Jetzt sitzt sie da, in seinem Auto, und er wird sie nicht mehr los. Sie ist offenbar verschossen in ihn und zeigt das, indem sie spielerisch rumzickt. Er zickt zurück, allerdings weniger spielerisch als aggressiv. Zeigt dabei aber sein breites Peter Fonda-Grinsen, das dem nicholsonschen Markenzeichen kaum zurückzustecken hat. Das macht sie umso heißer. Kampf als Flirt – schön und gut, aber vielleicht nicht gerade im Fluchtauto, oder?

Deke sitzt dabei und verdreht die Augen. Er ist Komplize bei einem hervorragend geplanten und konsequent ausgeführten Plan: Supermarktkasse ausrauben, indem der Boss kurzzeitig erpresst wird. Während Larry im Laden das Geld aus dem Chefbüro abkassiert, hat Deke beim Boss zuhause dessen Familie als Geiseln genommen. Mittels Kassettenrekorder am Telefonanschluss wird dann Zeit gewonnen, und wusch!. Gleich mal über eine Rampe und über ein paar Bauarbeiter, und dann geht er ab, der Larry! Denn er ist Rennfahrer. Und will sich mit dem Überfall das Startkapital für eine Karriere verdienen. Und da sieht man, wie wunderbar man Pläne schmieden und doch erstens den Über-, zweitens den Unterbau völlig vernachlässigen kann. Larry ist ja nicht maskiert oder so: Wie will er da in die Nascarserie einsteigen? Und wie will er unauffällig verschwinden, wenn er erstens bei jedem Truck, den er sieht, Gas gibt, um ihn in halsbrecherischen Fahrmanövern zu schneiden und auszubremsen und zweitens eine Spur an verunglückten Polizeiautos hinter sich herzieht, die er mit Karacho abhängt?

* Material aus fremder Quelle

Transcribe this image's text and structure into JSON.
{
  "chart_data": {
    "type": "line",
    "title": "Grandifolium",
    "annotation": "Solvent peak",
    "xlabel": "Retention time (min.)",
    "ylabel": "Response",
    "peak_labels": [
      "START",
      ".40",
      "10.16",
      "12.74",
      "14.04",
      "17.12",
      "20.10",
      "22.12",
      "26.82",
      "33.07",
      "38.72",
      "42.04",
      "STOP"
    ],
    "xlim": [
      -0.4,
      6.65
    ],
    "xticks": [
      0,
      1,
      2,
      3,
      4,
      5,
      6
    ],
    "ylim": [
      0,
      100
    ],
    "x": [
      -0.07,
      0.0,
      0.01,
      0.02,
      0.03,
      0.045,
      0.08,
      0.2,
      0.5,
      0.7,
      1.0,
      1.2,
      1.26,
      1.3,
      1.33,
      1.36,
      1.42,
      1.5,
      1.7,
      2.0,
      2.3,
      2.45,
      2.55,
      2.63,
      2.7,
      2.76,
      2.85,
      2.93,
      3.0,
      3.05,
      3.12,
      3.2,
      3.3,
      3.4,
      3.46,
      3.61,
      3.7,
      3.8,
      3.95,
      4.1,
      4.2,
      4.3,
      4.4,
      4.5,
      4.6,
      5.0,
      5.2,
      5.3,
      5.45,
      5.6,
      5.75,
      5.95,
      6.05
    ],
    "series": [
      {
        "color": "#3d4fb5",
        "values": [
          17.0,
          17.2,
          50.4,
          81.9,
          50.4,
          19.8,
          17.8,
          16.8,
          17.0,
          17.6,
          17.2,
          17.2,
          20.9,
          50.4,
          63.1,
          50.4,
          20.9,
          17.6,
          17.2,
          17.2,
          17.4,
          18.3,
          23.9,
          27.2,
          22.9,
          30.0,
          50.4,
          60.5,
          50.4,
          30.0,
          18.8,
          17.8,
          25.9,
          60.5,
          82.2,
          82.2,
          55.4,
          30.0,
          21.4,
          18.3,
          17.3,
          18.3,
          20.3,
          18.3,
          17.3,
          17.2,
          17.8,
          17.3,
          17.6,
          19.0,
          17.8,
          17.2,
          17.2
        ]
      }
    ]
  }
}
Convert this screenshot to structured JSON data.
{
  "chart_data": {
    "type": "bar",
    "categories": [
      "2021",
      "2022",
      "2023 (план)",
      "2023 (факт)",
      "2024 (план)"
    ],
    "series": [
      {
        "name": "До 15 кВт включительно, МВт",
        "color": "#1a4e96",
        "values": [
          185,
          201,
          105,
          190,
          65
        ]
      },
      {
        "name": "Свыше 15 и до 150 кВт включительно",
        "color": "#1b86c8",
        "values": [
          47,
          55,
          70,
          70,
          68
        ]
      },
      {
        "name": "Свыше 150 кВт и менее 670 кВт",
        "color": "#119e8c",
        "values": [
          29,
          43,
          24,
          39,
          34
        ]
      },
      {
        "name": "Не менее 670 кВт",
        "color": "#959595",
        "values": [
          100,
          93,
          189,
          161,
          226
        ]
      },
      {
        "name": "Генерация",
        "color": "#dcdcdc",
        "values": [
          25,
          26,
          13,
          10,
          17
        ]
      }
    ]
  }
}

Der Plan an sich ist super: Über Nebenstraßen Richtung Staatsgrenze, und dort in einer riesige Walnussplantage, mit einem Straßennetz labyrinthisch durchzogen, die Bullen vollends abhängen. Nur halt die Details. Und die Ausführung. Weil Larry halt irre ist. Und Mary zu kess. Und Deke zu loyal.